Clarendon Guesthouse, November 8
War artists have been around since ancient Egypt, glorifying carnage until people like Goya in Napoleon’s time and Mathew Brady in the American Civil War dared to depict truth. Ben Quilty’s powerful, confronting paintings from his time in Afghanistan join that lineage, matched by Fred Smith’s songs from his experiences as a political adviser in Uruzgan.
These songs are so evocative that you seem to feel your mouth thickening with dust as he sings, and a mad mix of danger, horror, camaraderie, courage and desolation assailing the room.
Smith’s are neither pro-war nor condemnatory of our 12-year involvement in an unwinnable conflict. Rather they are finely observed snapshots of a harsh, sad and funny reality, laced with an optimism that is probably the mark of the man.
It is an optimism that is empirically rather than ideologically driven. Smith believes we leave Afghanistan a better place for its inhabitants to live, work, love and, above all, learn, than it was before the invasion.
In concert he has a knack for balancing drama and humour; for punctuating the poignant with a laugh, and sometimes vice versa. He exudes an easy charm that finds its perfect counterpoint in his long-term collaborator, the effervescent bassist, singer and fellow-songwriter Liz Frencham.
His lyrics are a constant strength with their wit and insight, and his singing is convincing enough to carry them. The cause is immeasurably aided by Frencham’s harmonies and the appeal of her own lead vocals.
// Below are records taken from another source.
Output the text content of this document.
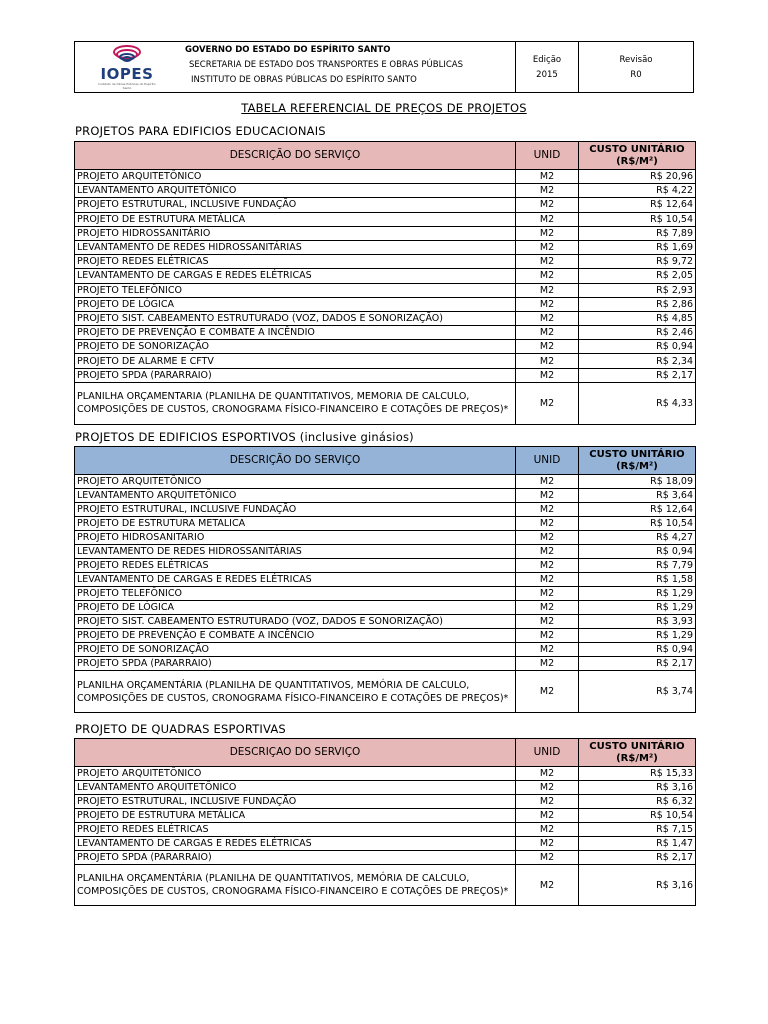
IOPES
Instituto de Obras Públicas do Espírito Santo
GOVERNO DO ESTADO DO ESPÍRITO SANTO
SECRETARIA DE ESTADO DOS TRANSPORTES E OBRAS PÚBLICAS
INSTITUTO DE OBRAS PÚBLICAS DO ESPÍRITO SANTO
Edição
2015
Revisão
R0
TABELA REFERENCIAL DE PREÇOS DE PROJETOS
PROJETOS PARA EDIFICIOS EDUCACIONAIS
DESCRIÇÃO DO SERVIÇO	UNID	CUSTO UNITÁRIO (R$/M²)
PROJETO ARQUITETÔNICO	M2	R$ 20,96
LEVANTAMENTO ARQUITETÔNICO	M2	R$ 4,22
PROJETO ESTRUTURAL, INCLUSIVE FUNDAÇÃO	M2	R$ 12,64
PROJETO DE ESTRUTURA METÁLICA	M2	R$ 10,54
PROJETO HIDROSSANITÁRIO	M2	R$ 7,89
LEVANTAMENTO DE REDES HIDROSSANITÁRIAS	M2	R$ 1,69
PROJETO REDES ELÉTRICAS	M2	R$ 9,72
LEVANTAMENTO DE CARGAS E REDES ELÉTRICAS	M2	R$ 2,05
PROJETO TELEFÔNICO	M2	R$ 2,93
PROJETO DE LÓGICA	M2	R$ 2,86
PROJETO SIST. CABEAMENTO ESTRUTURADO (VOZ, DADOS E SONORIZAÇÃO)	M2	R$ 4,85
PROJETO DE PREVENÇÃO E COMBATE A INCÊNDIO	M2	R$ 2,46
PROJETO DE SONORIZAÇÃO	M2	R$ 0,94
PROJETO DE ALARME E CFTV	M2	R$ 2,34
PROJETO SPDA (PARARRAIO)	M2	R$ 2,17
PLANILHA ORÇAMENTARIA (PLANILHA DE QUANTITATIVOS, MEMORIA DE CALCULO, COMPOSIÇÕES DE CUSTOS, CRONOGRAMA FÍSICO-FINANCEIRO E COTAÇÕES DE PREÇOS)*	M2	R$ 4,33
PROJETOS DE EDIFICIOS ESPORTIVOS (inclusive ginásios)
DESCRIÇÃO DO SERVIÇO	UNID	CUSTO UNITÁRIO (R$/M²)
PROJETO ARQUITETÔNICO	M2	R$ 18,09
LEVANTAMENTO ARQUITETÔNICO	M2	R$ 3,64
PROJETO ESTRUTURAL, INCLUSIVE FUNDAÇÃO	M2	R$ 12,64
PROJETO DE ESTRUTURA METALICA	M2	R$ 10,54
PROJETO HIDROSANITARIO	M2	R$ 4,27
LEVANTAMENTO DE REDES HIDROSSANITÁRIAS	M2	R$ 0,94
PROJETO REDES ELÉTRICAS	M2	R$ 7,79
LEVANTAMENTO DE CARGAS E REDES ELÉTRICAS	M2	R$ 1,58
PROJETO TELEFÔNICO	M2	R$ 1,29
PROJETO DE LÓGICA	M2	R$ 1,29
PROJETO SIST. CABEAMENTO ESTRUTURADO (VOZ, DADOS E SONORIZAÇÃO)	M2	R$ 3,93
PROJETO DE PREVENÇÃO E COMBATE A INCÊNCIO	M2	R$ 1,29
PROJETO DE SONORIZAÇÃO	M2	R$ 0,94
PROJETO SPDA (PARARRAIO)	M2	R$ 2,17
PLANILHA ORÇAMENTÁRIA (PLANILHA DE QUANTITATIVOS, MEMÓRIA DE CALCULO, COMPOSIÇÕES DE CUSTOS, CRONOGRAMA FÍSICO-FINANCEIRO E COTAÇÕES DE PREÇOS)*	M2	R$ 3,74
PROJETO DE QUADRAS ESPORTIVAS
DESCRIÇAO DO SERVIÇO	UNID	CUSTO UNITÁRIO (R$/M²)
PROJETO ARQUITETÔNICO	M2	R$ 15,33
LEVANTAMENTO ARQUITETÔNICO	M2	R$ 3,16
PROJETO ESTRUTURAL, INCLUSIVE FUNDAÇÃO	M2	R$ 6,32
PROJETO DE ESTRUTURA METÁLICA	M2	R$ 10,54
PROJETO REDES ELÉTRICAS	M2	R$ 7,15
LEVANTAMENTO DE CARGAS E REDES ELÉTRICAS	M2	R$ 1,47
PROJETO SPDA (PARARRAIO)	M2	R$ 2,17
PLANILHA ORÇAMENTÁRIA (PLANILHA DE QUANTITATIVOS, MEMÓRIA DE CALCULO, COMPOSIÇÕES DE CUSTOS, CRONOGRAMA FÍSICO-FINANCEIRO E COTAÇÕES DE PREÇOS)*	M2	R$ 3,16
If the quality of the composing does not always match the lyrics, it is consistently better than competent, and some songs, such as Trembling Sky (penned from the perspective of an Afghani refugee) are simply gorgeous. Dust of Uruzgan hits with the force of a blow to the solar plexus, although a sharper, starker arrangement (for a quartet completed by pianist Nick Southcott and drummer Tim Bradley) could have increased the impact.
But such quibbles are atomised before Smith’s towering artistic achievement: truth.